I am sorry your birth was traumatic. You are home now as a family.....focus on that. You are missing out on precious moments by agonizing over something that is in the past and everyone survived just fine. Be happy. Your body was strong enough to handle this and you won!!
Anonymous wrote:PP’s comment is insensitive and clearly shows she does not understand trauma. Telling someone to move past an experience that has traumatized them and to focus on their baby is the exact wrong thing to say. If OP feels she was traumatized at 3 weeks postpartum, she will likely be experiencing some degree of birth trauma and she may need support to get through it. Telling her she is missing out on precious moments is shaming her for acknowledging her feelings and trying to make her feel guilty for admitting them.

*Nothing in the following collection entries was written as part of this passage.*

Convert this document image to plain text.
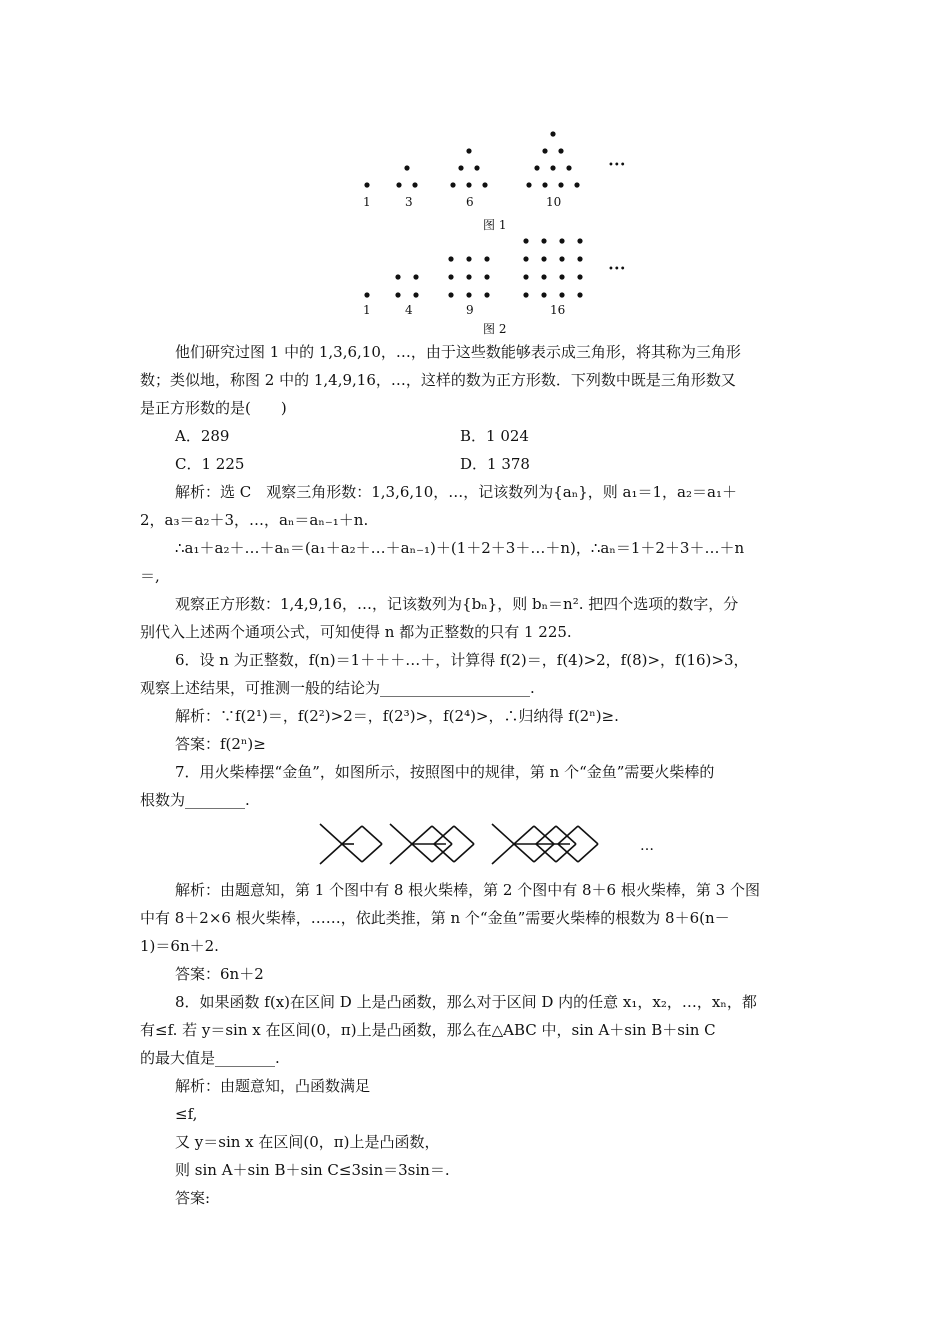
1	3	6	10
•••
图 1
1	4	9	16
•••
图 2
他们研究过图 1 中的 1,3,6,10，…，由于这些数能够表示成三角形，将其称为三角形
数；类似地，称图 2 中的 1,4,9,16，…，这样的数为正方形数．下列数中既是三角形数又
是正方形数的是(　　)
A．289	B．1 024
C．1 225	D．1 378
解析：选 C　观察三角形数：1,3,6,10，…，记该数列为{aₙ}，则 a₁＝1，a₂＝a₁＋
2，a₃＝a₂＋3，…，aₙ＝aₙ₋₁＋n.
∴a₁＋a₂＋…＋aₙ＝(a₁＋a₂＋…＋aₙ₋₁)＋(1＋2＋3＋…＋n)，∴aₙ＝1＋2＋3＋…＋n
＝,
观察正方形数：1,4,9,16，…，记该数列为{bₙ}，则 bₙ＝n². 把四个选项的数字，分
别代入上述两个通项公式，可知使得 n 都为正整数的只有 1 225.
6．设 n 为正整数，f(n)＝1＋＋＋…＋，计算得 f(2)＝，f(4)>2，f(8)>，f(16)>3，
观察上述结果，可推测一般的结论为____________________.
解析：∵f(2¹)＝，f(2²)>2＝，f(2³)>，f(2⁴)>，∴归纳得 f(2ⁿ)≥.
答案：f(2ⁿ)≥
7．用火柴棒摆“金鱼”，如图所示，按照图中的规律，第 n 个“金鱼”需要火柴棒的
根数为________.
…
解析：由题意知，第 1 个图中有 8 根火柴棒，第 2 个图中有 8＋6 根火柴棒，第 3 个图
中有 8＋2×6 根火柴棒，……，依此类推，第 n 个“金鱼”需要火柴棒的根数为 8＋6(n－
1)＝6n＋2.
答案：6n＋2
8．如果函数 f(x)在区间 D 上是凸函数，那么对于区间 D 内的任意 x₁，x₂，…，xₙ，都
有≤f. 若 y＝sin x 在区间(0，π)上是凸函数，那么在△ABC 中，sin A＋sin B＋sin C
的最大值是________.
解析：由题意知，凸函数满足
≤f,
又 y＝sin x 在区间(0，π)上是凸函数，
则 sin A＋sin B＋sin C≤3sin＝3sin＝.
答案:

Anonymous wrote:Anonymous wrote:Anonymous wrote:PP’s comment is insensitive and clearly shows she does not understand trauma. Telling someone to move past an experience that has traumatized them and to focus on their baby is the exact wrong thing to say. If OP feels she was traumatized at 3 weeks postpartum, she will likely be experiencing some degree of birth trauma and she may need support to get through it. Telling her she is missing out on precious moments is shaming her for acknowledging her feelings and trying to make her feel guilty for admitting them.
+1000
OP here- I am going to presume that you meant your comment to be supportive but it absolutely read as unsupportive. I already feel so much pressure to “be thankful for the new baby” and to “look on the bright side”. Part of my pain stems from feeling robbed of my baby’s first months of life. If you should have friends or family in similar circumstances, I encourage you to be more empathetic and less directive.
Anonymous wrote:Anonymous wrote:PP’s comment is insensitive and clearly shows she does not understand trauma. Telling someone to move past an experience that has traumatized them and to focus on their baby is the exact wrong thing to say. If OP feels she was traumatized at 3 weeks postpartum, she will likely be experiencing some degree of birth trauma and she may need support to get through it. Telling her she is missing out on precious moments is shaming her for acknowledging her feelings and trying to make her feel guilty for admitting them.
+1000
Anonymous wrote:It’s important to say here that you don’t have to qualify your experience as compared to that of others. You don’t have to hit the perfect trauma bingo card to be struggling. We all take things in and respond in our own unique way. None is better or worse than the other. What matters is that you find wholeness in your own time. It’s good others are sharing their experiences and what helped.
Anonymous wrote:Maybe writing it all out will help? You don’t have to do it here, online. But putting the words down can be catathartic.